Totally mystified, and slightly fearful, I took small steps forward, peering about with some anxiety as I moved, waiting for … I knew not what. Perhaps I thought someone or something would spring forth from the forest; perhaps I moved cautiously because this vision, this personal possession of mine, seemed to be out of my control.

"Come. Give me your hand," the little man said as I closed to within a couple of yards of him. He was crouched on the platform, holding his right arm out to me.

As I moved closer, I reached forward and grabbed the hand and squeezed it tightly, as though seeking safety there. But instead of safety, I found something odd as he gently pulled and I stepped up onto the platform - so odd that my breath caught.
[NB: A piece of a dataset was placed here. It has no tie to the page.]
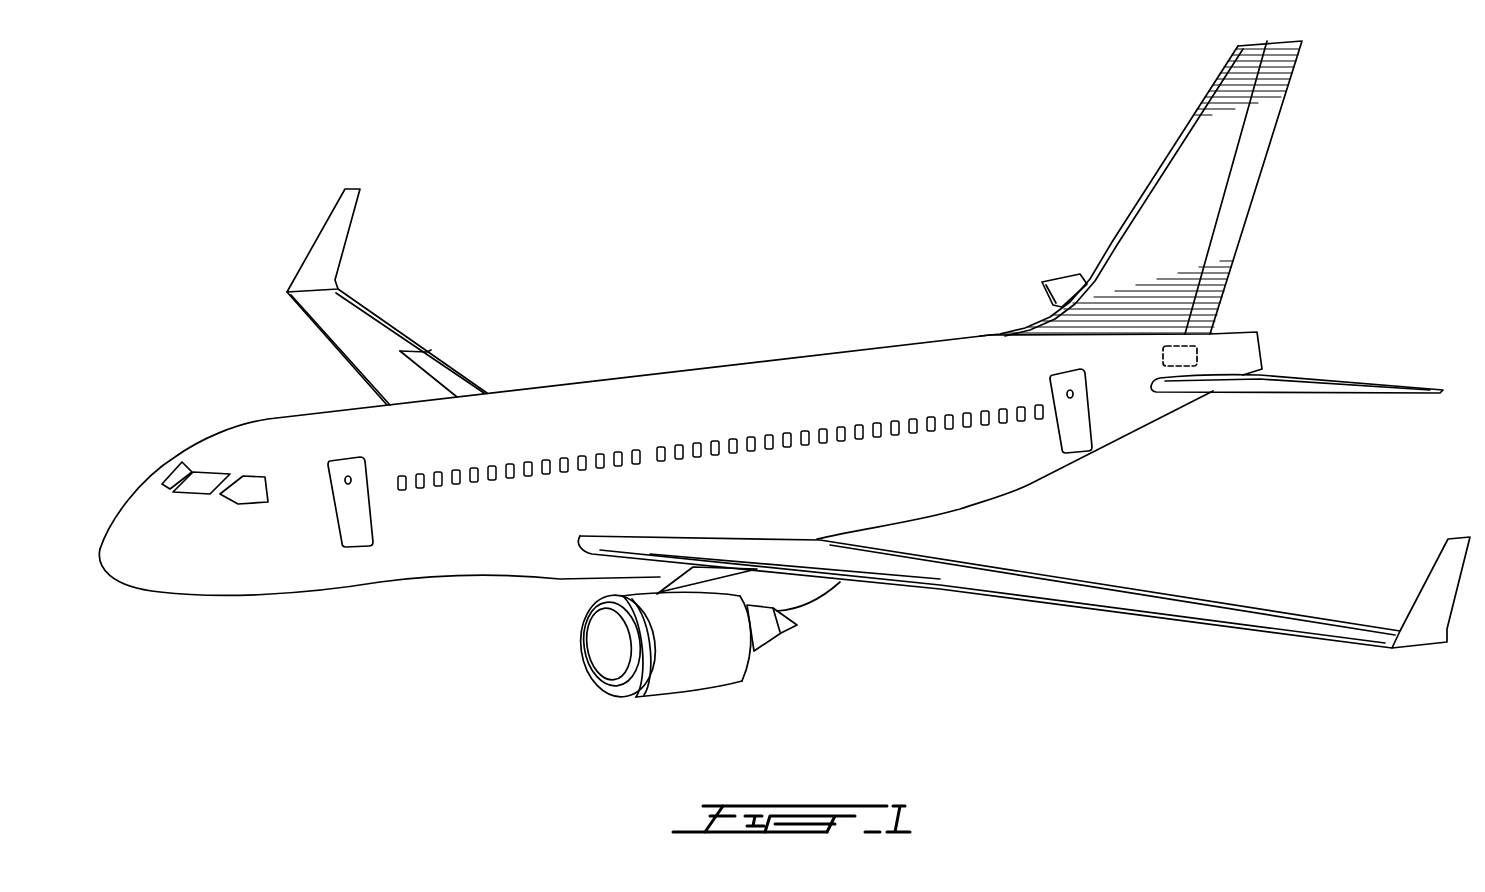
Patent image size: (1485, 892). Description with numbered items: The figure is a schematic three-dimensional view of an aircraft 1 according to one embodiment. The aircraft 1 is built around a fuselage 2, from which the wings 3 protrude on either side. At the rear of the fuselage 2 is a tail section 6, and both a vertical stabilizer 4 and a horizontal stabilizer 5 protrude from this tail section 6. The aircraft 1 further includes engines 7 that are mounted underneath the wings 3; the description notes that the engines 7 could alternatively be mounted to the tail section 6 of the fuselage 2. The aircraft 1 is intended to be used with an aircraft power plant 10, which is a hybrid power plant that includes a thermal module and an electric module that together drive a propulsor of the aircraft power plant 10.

As soon as I gained a foothold, the clearing began to change its shape and texture, and the spot upon which I stood rose a few inches in its center. The little old man and I were suddenly on a slightly curved, convex platform, and the area in front of us was evolving from a vacant glade into one with a gathering of living figures: beings similar in size to my partner, and larger people, and deer, bears, wolves, rabbits, coyotes and other animals. The people were seated on the ground and on stumps and blankets, while the animals stood silently by, scattered among them, waiting politely for whatever was to transpire. And at the front of this crowd, directly before me, was a large creature unlike any I had ever seen -- a huge black bird with a frightening hooked beak and dark eyes. Its wings, which I immediately supposed to be of significant span -- perhaps ten feet -- were tucked into its side.

"Whatever is that?" I said with what I'm certain was wonder.

"Yes, yes," said the little old man. "That is the thunderbird. Amazing, yes? A magnificent being."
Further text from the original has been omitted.